Preventing and ending enclosure is a core commitment of commoning.

Massive enclosure of indigenous hunting-gathering land is ongoing **now**, eg in the far East, South America (eg the Amazon). Capacity for subsistence is taken away from people, by creating titles to land that didn’t have titles, which is then exploited - typically in monocultures on a massive scale - in capitalist agriculture. The State gets a kick-back, in windfall revenue from selling ‘public’ land which previously was subsistence land for small populations.

Meanwhile, in the industrial West, ‘public’ resources have been massively transferred to private ownership and exploitation, under neoliberal State policies. The dismantling of *welfare states* is enclosure too.

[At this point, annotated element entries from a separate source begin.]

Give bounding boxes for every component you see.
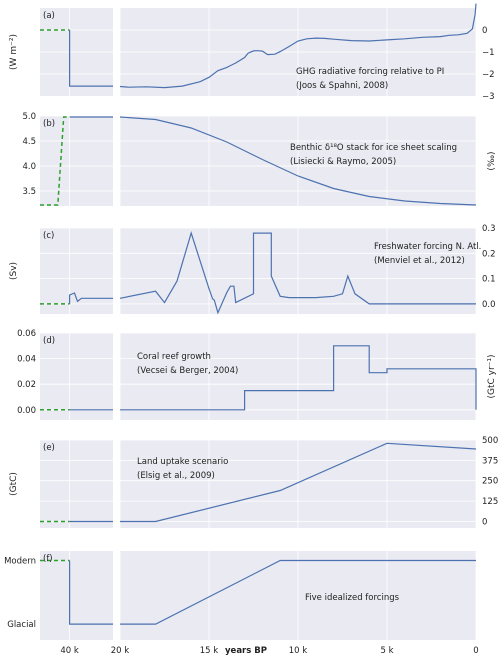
panel-annotation: Benthic δ¹⁸O stack for ice sheet scaling <box>290 143 457 153</box>
y-tick-label-right: 0.1 <box>482 275 496 285</box>
series-line-right <box>119 231 476 315</box>
y-tick-label-left: Glacial <box>7 620 36 630</box>
x-tick-label: 0 <box>473 646 478 656</box>
panel-label: (b) <box>43 119 55 129</box>
panel-label: (e) <box>43 443 55 453</box>
y-tick-label-left: 0.06 <box>17 329 36 339</box>
x-tick-label: 10 k <box>289 646 308 656</box>
series-dashed-initial <box>40 116 70 206</box>
y-tick-label-left: 0.02 <box>17 380 36 390</box>
panel-left-background <box>40 116 113 206</box>
y-axis-label-left: (Sv) <box>9 262 19 280</box>
y-tick-label-right: 0 <box>482 26 487 36</box>
panel-label: (d) <box>43 336 55 346</box>
series-line-right <box>119 116 477 206</box>
panel-annotation: GHG radiative forcing relative to PI <box>296 67 444 77</box>
x-tick-label: 15 k <box>200 646 219 656</box>
series-line-right <box>120 442 477 523</box>
panel-annotation: Coral reef growth <box>137 352 211 362</box>
y-tick-label-right: 0.0 <box>482 300 496 310</box>
y-tick-label-left: 0.00 <box>17 406 36 416</box>
x-tick-label: 20 k <box>111 646 130 656</box>
x-tick-label: 5 k <box>380 646 393 656</box>
panel-label: (a) <box>43 11 55 21</box>
y-axis-label-left: (GtC) <box>9 472 19 496</box>
y-tick-label-left: 4.5 <box>22 137 36 147</box>
y-tick-label-right: 0.3 <box>482 224 496 234</box>
y-tick-label-right: 0.2 <box>482 249 496 259</box>
y-axis-label-right: (‰) <box>487 151 497 170</box>
panel-annotation: (Lisiecki & Raymo, 2005) <box>290 157 396 167</box>
y-tick-label-left: 0.04 <box>17 355 36 365</box>
y-tick-label-left: 5.0 <box>22 112 36 122</box>
y-tick-label-right: 250 <box>482 477 498 487</box>
series-line-right <box>119 3 477 89</box>
series-line-right <box>120 559 476 625</box>
y-tick-label-right: −1 <box>482 48 495 58</box>
y-axis-label-right: (GtC yr⁻¹) <box>487 354 497 398</box>
y-tick-label-right: 500 <box>482 436 498 446</box>
y-tick-label-right: −2 <box>482 70 495 80</box>
y-axis-label-left: (W m⁻²) <box>9 34 19 70</box>
panel-annotation: (Menviel et al., 2012) <box>374 256 465 266</box>
y-tick-label-left: 3.5 <box>22 187 36 197</box>
panel-left-background <box>40 551 113 640</box>
panel-label: (c) <box>43 231 54 241</box>
panel-annotation: Five idealized forcings <box>305 593 400 603</box>
series-line-left <box>68 30 113 87</box>
y-tick-label-right: 375 <box>482 456 498 466</box>
panel-label: (f) <box>43 554 53 564</box>
y-tick-label-left: Modern <box>4 557 36 567</box>
panel-annotation: (Vecsei & Berger, 2004) <box>137 366 238 376</box>
panel-annotation: Land uptake scenario <box>137 457 228 467</box>
x-axis-label: years BP <box>225 646 267 656</box>
y-tick-label-right: 125 <box>482 497 498 507</box>
panel-annotation: (Elsig et al., 2009) <box>137 471 215 481</box>
series-line-right <box>120 345 477 411</box>
panel-left-background <box>40 440 113 528</box>
panel-annotation: Freshwater forcing N. Atl. <box>374 242 481 252</box>
y-tick-label-right: 0 <box>482 517 487 527</box>
x-tick-label: 40 k <box>60 646 79 656</box>
y-tick-label-left: 4.0 <box>22 162 36 172</box>
y-tick-label-right: −3 <box>482 92 495 102</box>
panel-annotation: (Joos & Spahni, 2008) <box>296 81 388 91</box>
series-line-left <box>68 560 113 625</box>
panel-left-background <box>40 333 113 420</box>
series-line-left <box>68 292 113 304</box>
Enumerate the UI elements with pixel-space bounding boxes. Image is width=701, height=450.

Three fundamental classes of **means of subsistence and wellbeing** have been increasingly taken out of commons, and must now urgently be taken into new *commoned modes of stewardship*: - **Land** - and ‘wild’ resources like air, water, minerals, genetic material, energy locked-up in natural materials and wild systems. \[Natural infrastructure] - Means of **exchange** and **coordination of production** - currencies, forms of credit, systems of accounting machinery (eg tax rules and records, financial commodity accounting, price systems), systems of supply-chain logistics. \[Economic infrastructure] - **Labour power** - the common capacities of people *to know, to do* and *to organise*, which have been enclosed by regimes of wage-work and professionalised authority. \[Cultural landscape]

With any of these, it may be more a matter of *discovering* how to ‘common’ such things, rather than rolling-back and *restoring* things to some earlier, lost, historical ‘golden age’ (eg feudal rights, hunter-gatherer subsistence). All this is deeply political, way beyond market and state ‘business as usual’. A complex vision, a challenging practice.

**Open this, open that - ‘open’ everything** When the words ‘open’ or ‘collaborative’ are used - or used together - it often indicates that commoning of some sort is happening. The field of *free / open-source software* for example is seen by its participating collaborators as a commons (a *protocol* commons and a commons of digital code).